= Thomas P. Eskridge =

Superior Court of Arkansas Territory jurist (c. 1797–1835)

Thomas P. Eskridge (c. 1797 – November 30, 1835) was an American jurist who served on the Superior Court of Arkansas Territory, precursor to the Arkansas Supreme Court.

== Early life ==
Born in Staunton, Virginia, to William and Elizabeth Scott Eskridge, Thomas was one of potentially ten children. He acquired legal expertise by clerking for a Virginia attorney before relocating to the Arkansas Territory around 1820.

==Career==
In 1823, Eskridge was appointed to the First Judicial Circuit Court.
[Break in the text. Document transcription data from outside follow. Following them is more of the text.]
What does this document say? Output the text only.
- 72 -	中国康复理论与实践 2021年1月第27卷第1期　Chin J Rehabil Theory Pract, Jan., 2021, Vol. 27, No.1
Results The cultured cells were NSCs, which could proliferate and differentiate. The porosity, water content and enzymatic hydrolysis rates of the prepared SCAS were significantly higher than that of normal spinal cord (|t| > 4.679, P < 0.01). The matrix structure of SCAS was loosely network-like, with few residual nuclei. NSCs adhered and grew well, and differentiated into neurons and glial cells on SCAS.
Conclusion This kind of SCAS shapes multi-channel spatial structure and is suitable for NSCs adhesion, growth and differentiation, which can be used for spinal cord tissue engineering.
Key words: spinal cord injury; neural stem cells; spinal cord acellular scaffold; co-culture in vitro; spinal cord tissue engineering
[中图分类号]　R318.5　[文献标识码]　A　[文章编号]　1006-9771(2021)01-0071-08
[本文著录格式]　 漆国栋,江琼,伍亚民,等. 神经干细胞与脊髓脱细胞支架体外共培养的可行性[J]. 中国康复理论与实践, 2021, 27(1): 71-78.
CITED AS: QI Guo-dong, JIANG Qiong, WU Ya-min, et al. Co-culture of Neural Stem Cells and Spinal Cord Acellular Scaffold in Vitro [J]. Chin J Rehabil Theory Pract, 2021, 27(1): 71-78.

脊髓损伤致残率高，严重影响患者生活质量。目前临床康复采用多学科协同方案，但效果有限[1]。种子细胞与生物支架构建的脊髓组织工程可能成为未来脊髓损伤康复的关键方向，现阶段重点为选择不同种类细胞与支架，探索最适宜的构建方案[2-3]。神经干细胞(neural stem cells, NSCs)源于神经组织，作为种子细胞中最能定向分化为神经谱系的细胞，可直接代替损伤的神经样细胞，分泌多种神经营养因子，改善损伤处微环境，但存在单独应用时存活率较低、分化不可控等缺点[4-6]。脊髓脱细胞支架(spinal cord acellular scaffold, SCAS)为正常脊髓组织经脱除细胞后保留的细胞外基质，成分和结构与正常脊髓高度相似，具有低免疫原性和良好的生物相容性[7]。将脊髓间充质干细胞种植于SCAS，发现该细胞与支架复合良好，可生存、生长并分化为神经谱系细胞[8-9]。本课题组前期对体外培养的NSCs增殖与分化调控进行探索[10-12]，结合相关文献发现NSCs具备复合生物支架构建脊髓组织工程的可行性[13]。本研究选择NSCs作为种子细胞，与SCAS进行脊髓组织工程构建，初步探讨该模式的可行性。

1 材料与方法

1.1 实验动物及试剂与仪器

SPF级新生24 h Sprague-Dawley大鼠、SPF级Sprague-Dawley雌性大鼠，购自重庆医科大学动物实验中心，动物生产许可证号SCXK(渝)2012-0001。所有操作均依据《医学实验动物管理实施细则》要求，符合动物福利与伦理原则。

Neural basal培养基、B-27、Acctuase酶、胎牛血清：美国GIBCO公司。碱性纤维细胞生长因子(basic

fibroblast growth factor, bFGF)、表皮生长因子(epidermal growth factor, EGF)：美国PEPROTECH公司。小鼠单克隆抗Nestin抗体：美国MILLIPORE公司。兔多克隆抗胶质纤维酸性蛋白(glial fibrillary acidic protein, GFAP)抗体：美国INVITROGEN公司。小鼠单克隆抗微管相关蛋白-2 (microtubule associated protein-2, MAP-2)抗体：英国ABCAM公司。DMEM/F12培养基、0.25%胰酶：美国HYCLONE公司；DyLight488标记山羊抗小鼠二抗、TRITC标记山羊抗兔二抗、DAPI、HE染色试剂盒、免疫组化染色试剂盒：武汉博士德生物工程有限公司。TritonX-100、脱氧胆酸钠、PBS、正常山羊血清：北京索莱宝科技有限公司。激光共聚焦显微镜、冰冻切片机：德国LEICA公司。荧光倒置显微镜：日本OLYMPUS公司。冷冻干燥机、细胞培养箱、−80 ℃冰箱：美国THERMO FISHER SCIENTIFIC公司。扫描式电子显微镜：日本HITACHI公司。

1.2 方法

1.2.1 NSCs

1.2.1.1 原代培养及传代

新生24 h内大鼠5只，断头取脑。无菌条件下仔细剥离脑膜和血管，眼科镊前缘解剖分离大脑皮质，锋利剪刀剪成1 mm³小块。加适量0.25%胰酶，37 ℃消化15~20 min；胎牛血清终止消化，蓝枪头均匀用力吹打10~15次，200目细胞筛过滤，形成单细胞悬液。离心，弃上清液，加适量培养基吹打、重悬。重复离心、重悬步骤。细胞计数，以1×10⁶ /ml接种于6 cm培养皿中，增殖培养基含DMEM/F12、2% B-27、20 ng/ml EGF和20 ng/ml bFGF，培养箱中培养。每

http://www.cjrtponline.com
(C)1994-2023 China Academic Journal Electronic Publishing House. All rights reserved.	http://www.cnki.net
Initially, he pursued a political career, declaring his candidacy for territorial representative to Congress as a Democratic-Republican. His platform included expediting the Choctaw Treaty, defining the Missouri-Arkansas boundary, facilitating settlements in Lovely's Purchase, resolving Spanish land claims, establishing a surveyor general's office, improving access along the Red River, and constructing a military road from Chickasaw Bluff. He withdrew his candidacy at the behest of acting governor Robert Crittenden, favoring Henry W. Conway.

In 1827, Eskridge was appointed to the Superior Court. During his tenure, the court primarily dealt with land deed disputes and appeals from lower courts.